Because microbleeds consist of dark spots in the T2* images, the first threshold was obtained by determining the minimum intensity value of every microbleed present in the dataset, determined in the T2* images. This value was then maximized and applied to the predictions of both models as a filter.
To further reduce the number of false positives, a mask is applied to the U-Net predicted outputs. Visual inspection showed that most false positives occur at the outer boundaries of the brain. The mask consists of cropping the outside of the brain in the T2* image for every patient and applying a dilation to include the borders of the brain.
Finally, the U-Net output is threshold at 0.001 to obtain a binary mask of the microbleeds present in every image.
2.6 Full prediction pipeline
To summarize, the final prediction in a subject was obtained by following the next steps: First the image intensity is scaled using z-score normalization and both the images and mask are resized to 512
512. A three-channel input is then introduced in the Mask R-CNN to obtain the first prediction, which is thresholded considering the intensity of the T2* image. This prediction is then included in the U-Net input, together with three consecutive slices in the T2* image, as a four-channel tensor. Finally, the U-Net predictions are threshold with the T2* intensities, masked by eliminating the outside and borders of the brain, and threshold to obtain a binary image. Figure1 shows the full pipeline.

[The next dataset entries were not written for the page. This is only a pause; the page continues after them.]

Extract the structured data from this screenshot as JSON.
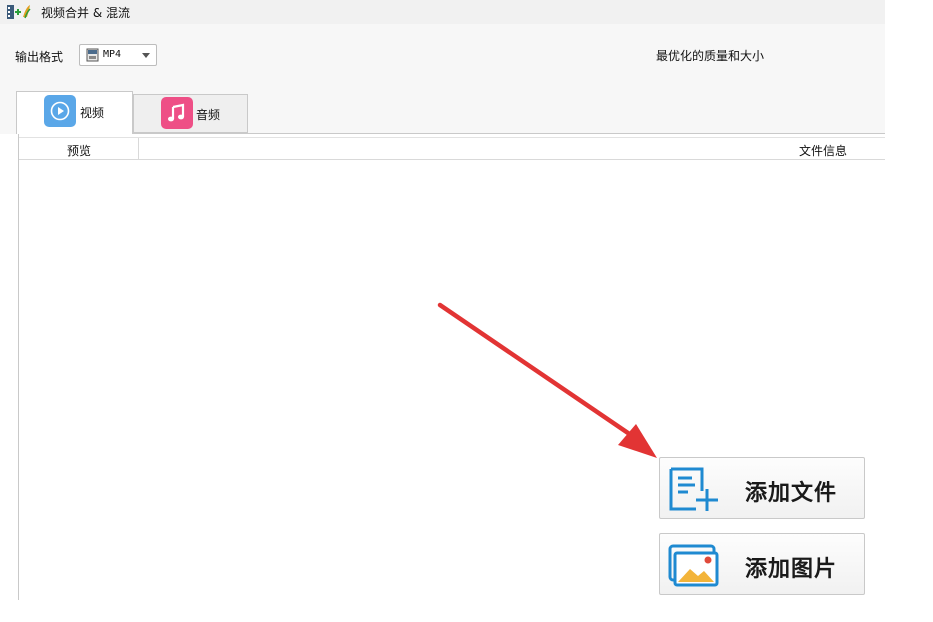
{
  "window": {
    "title": "视频合并 & 混流"
  },
  "toolbar": {
    "format_label": "输出格式",
    "format_value": "MP4",
    "quality_text": "最优化的质量和大小"
  },
  "tabs": [
    {
      "label": "视频",
      "icon": "play-circle-icon",
      "color": "#5aa7e8",
      "active": true
    },
    {
      "label": "音频",
      "icon": "music-note-icon",
      "color": "#ee4f86",
      "active": false
    }
  ],
  "list": {
    "columns": [
      "预览",
      "文件信息"
    ]
  },
  "buttons": {
    "add_file": "添加文件",
    "add_image": "添加图片"
  },
  "colors": {
    "accent_blue": "#1f8ad1",
    "annotation_arrow": "#e23434"
  }
}
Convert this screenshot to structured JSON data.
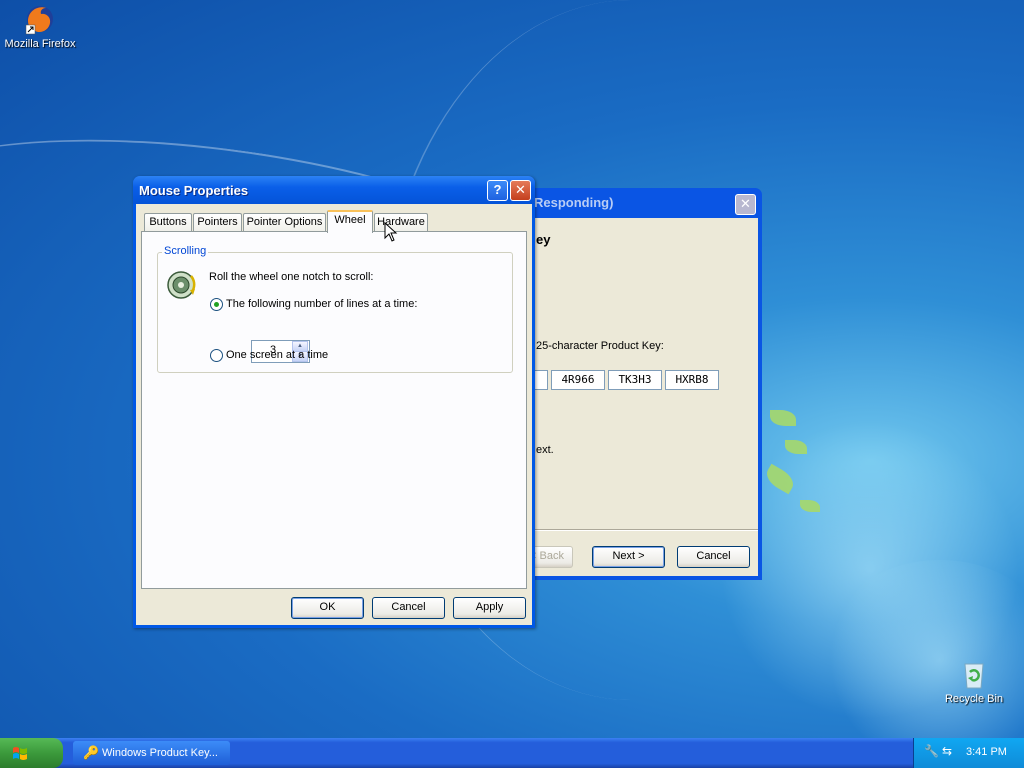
{
  "desktop": {
    "firefox_label": "Mozilla Firefox",
    "recycle_label": "Recycle Bin"
  },
  "wizard": {
    "title": "Responding)",
    "heading": "ey",
    "instruction": "25-character Product Key:",
    "key_parts": [
      "",
      "4R966",
      "TK3H3",
      "HXRB8"
    ],
    "next_hint": "ext.",
    "back_label": "< Back",
    "next_label": "Next >",
    "cancel_label": "Cancel"
  },
  "dialog": {
    "title": "Mouse Properties",
    "tabs": [
      "Buttons",
      "Pointers",
      "Pointer Options",
      "Wheel",
      "Hardware"
    ],
    "active_tab": "Wheel",
    "group_label": "Scrolling",
    "instruction": "Roll the wheel one notch to scroll:",
    "option_lines": "The following number of lines at a time:",
    "lines_value": "3",
    "option_screen": "One screen at a time",
    "selected_option": "lines",
    "ok_label": "OK",
    "cancel_label": "Cancel",
    "apply_label": "Apply"
  },
  "taskbar": {
    "start_label": "",
    "task_label": "Windows Product Key...",
    "clock": "3:41 PM"
  },
  "colors": {
    "title_blue": "#0058e6",
    "dialog_bg": "#ece9d8",
    "group_label": "#0046d5",
    "close_red": "#c43f1e",
    "start_green": "#3c9a3c"
  }
}
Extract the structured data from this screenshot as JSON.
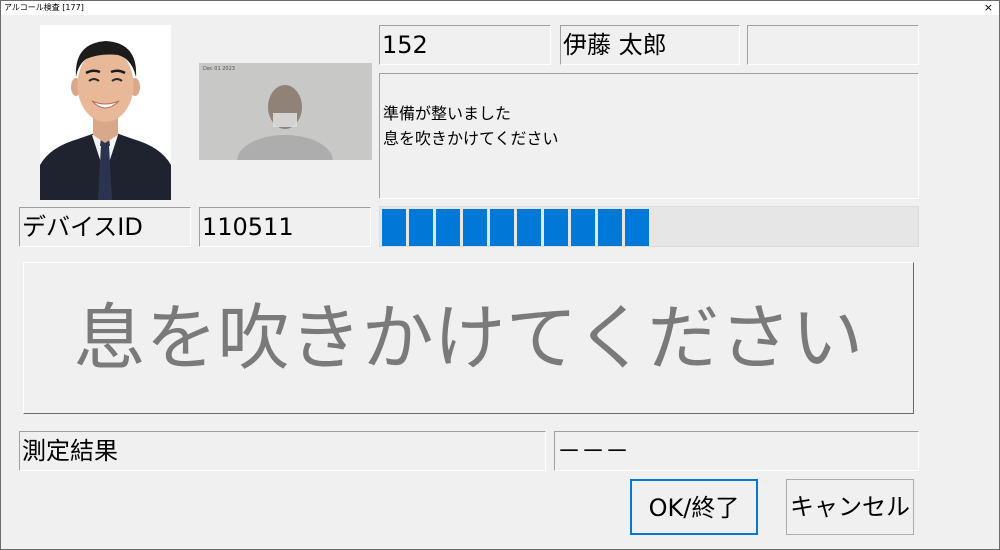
{
  "window": {
    "title": "アルコール検査 [177]",
    "close_glyph": "×"
  },
  "employee": {
    "id": "152",
    "name": "伊藤 太郎",
    "extra": ""
  },
  "camera": {
    "timestamp": "Dec 01 2023"
  },
  "message": {
    "line1": "準備が整いました",
    "line2": "息を吹きかけてください"
  },
  "device": {
    "label": "デバイスID",
    "id": "110511"
  },
  "progress": {
    "segments_filled": 10,
    "color": "#0078d7"
  },
  "instruction": {
    "text": "息を吹きかけてください",
    "color": "#7a7a7a"
  },
  "result": {
    "label": "測定結果",
    "value": "－－－"
  },
  "buttons": {
    "ok": "OK/終了",
    "cancel": "キャンセル"
  }
}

Figure 2 shows the confusion matrices of subjects 1**, 2**, and 3**, respectively. Subjects 1** and 3** have been processed with the ‘low’ slice thickness model, and subjects 2** with the ‘high’ slice thickness model.

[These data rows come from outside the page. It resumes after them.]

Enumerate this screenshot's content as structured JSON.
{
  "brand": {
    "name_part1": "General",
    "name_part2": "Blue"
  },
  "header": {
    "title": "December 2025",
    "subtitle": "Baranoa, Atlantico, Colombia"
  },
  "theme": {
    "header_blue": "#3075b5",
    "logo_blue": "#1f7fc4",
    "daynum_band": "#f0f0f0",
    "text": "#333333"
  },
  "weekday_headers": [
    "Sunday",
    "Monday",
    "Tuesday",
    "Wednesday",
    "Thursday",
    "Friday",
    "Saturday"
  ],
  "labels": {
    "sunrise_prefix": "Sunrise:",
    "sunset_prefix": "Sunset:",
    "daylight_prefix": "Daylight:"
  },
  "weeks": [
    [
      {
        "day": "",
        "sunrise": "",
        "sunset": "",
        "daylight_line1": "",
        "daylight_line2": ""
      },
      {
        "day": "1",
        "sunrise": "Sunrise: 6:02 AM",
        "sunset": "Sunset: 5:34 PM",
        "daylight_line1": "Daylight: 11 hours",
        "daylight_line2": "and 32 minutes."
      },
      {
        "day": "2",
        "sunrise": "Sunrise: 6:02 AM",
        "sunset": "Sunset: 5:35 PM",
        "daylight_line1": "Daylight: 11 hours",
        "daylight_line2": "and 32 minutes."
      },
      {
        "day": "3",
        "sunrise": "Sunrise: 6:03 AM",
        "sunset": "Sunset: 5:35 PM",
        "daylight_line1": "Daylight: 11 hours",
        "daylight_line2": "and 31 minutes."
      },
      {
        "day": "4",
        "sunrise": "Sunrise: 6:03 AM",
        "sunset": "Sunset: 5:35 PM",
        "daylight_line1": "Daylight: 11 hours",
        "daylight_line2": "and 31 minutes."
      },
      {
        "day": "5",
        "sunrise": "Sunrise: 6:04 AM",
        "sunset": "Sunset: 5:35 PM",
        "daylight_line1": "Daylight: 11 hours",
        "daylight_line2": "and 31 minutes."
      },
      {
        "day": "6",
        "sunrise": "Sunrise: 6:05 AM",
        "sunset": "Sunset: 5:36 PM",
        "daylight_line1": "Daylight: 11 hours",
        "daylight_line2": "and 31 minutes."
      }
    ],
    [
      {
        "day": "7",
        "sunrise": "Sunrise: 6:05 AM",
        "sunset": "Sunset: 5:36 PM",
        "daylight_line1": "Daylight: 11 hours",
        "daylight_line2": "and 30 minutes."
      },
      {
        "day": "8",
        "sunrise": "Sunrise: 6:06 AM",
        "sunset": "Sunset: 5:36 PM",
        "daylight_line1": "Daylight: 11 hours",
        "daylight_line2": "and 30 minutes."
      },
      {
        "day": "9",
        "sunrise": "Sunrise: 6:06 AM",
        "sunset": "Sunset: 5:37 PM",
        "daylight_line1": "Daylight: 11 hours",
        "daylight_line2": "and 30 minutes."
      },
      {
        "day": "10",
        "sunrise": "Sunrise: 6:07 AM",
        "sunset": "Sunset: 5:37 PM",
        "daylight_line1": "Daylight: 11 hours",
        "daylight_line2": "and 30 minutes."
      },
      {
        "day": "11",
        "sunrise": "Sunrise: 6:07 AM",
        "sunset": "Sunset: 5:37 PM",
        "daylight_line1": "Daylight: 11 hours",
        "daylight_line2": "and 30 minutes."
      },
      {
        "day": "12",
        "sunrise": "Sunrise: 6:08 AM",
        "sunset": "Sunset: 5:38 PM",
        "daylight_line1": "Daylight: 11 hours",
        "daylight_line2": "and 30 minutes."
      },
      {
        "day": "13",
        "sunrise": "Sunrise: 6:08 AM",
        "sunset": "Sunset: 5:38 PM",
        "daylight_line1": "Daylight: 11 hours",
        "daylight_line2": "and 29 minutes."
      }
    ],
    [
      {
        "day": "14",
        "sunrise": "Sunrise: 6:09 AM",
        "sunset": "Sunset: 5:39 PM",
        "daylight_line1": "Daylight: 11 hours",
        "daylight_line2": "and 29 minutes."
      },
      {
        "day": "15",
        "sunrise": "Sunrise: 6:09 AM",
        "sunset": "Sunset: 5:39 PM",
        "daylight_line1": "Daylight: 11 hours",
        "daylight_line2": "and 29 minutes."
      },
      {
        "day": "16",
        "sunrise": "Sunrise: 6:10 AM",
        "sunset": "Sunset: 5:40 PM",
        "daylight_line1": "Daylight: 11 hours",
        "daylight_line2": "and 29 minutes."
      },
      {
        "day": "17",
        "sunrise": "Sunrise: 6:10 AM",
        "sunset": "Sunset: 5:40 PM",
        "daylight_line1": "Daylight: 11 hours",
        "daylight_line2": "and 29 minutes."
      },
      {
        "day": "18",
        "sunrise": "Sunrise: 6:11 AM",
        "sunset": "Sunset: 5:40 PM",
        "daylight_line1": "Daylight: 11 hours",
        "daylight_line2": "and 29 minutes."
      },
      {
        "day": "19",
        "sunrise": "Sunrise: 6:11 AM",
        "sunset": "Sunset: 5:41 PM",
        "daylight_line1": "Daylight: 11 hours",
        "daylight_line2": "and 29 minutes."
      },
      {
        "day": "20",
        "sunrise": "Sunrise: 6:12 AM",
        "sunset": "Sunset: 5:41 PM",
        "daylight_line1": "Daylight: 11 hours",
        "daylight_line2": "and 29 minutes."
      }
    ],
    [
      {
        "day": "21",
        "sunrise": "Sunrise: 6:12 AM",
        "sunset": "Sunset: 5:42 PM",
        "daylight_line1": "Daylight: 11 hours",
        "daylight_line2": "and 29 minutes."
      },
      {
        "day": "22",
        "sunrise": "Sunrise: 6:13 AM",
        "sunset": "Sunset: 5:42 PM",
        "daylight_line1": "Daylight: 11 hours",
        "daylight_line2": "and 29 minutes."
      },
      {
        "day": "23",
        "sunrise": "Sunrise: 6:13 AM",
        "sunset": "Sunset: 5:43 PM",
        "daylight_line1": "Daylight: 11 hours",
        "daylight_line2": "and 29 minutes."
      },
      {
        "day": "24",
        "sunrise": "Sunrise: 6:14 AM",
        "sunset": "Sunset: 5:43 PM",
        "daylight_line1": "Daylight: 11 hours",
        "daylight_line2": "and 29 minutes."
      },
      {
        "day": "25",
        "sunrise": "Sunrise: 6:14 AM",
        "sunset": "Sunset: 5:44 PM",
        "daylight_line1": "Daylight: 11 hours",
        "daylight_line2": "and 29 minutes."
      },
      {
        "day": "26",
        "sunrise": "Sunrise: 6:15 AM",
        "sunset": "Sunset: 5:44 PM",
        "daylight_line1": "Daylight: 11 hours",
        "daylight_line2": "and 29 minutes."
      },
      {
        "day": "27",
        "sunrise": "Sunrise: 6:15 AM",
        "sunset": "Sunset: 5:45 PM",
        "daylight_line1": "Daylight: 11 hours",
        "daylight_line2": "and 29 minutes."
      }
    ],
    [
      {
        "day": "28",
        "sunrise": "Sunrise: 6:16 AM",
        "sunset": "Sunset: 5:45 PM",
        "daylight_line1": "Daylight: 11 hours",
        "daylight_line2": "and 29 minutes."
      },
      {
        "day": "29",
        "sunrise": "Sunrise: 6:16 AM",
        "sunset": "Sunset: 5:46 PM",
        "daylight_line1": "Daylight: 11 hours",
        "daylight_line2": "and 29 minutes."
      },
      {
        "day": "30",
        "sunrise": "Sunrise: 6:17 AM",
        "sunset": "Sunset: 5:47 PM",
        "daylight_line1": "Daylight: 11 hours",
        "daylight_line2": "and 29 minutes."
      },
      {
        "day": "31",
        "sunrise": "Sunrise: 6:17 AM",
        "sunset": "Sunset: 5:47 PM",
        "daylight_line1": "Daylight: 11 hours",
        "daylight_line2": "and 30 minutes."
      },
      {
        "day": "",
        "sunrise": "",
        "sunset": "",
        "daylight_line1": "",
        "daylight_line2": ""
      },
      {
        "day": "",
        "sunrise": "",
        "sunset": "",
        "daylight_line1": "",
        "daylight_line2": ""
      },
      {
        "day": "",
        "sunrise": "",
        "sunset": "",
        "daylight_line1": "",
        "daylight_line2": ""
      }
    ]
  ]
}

The prediction obtained from a random subject of each of the cohorts has also been included to visualize the output of the segmentation. Note that, to improve the visualization, the white squares show where the true microbleeds are located in the figure.
Visual inspection of the results on the training data, revealed that most of the false positive detections are dark areas in the image (Figure 3). This corresponds mostly to locations close to the CSF and vessels present in the brain. The use of masks to remove false positive detections was not enough to clear them all, because of the low intensities (similar to true microbleeds) and the central location. A future implementation could use an improved registration and/or segmentation approach to remove the CSF from the images.
Our current implementation, using a threshold to remove false positive detections, also partially removes the outer boundary of true microbleeds (Figure 3); because the partial volume effect gives it a slightly higher intensity than the signal void at the core of the microbleed. This could be improved by thresholding at the object level (keeping a 3D connected component if at least one voxel survives the intensity threshold) or using a double thresholding and/or region growing approach to retain the borders of true microbleeds.
Similarly, some microbleeds are discard by the last post-processing because they have lower intensities than the threshold, as is shown in the Figure 4.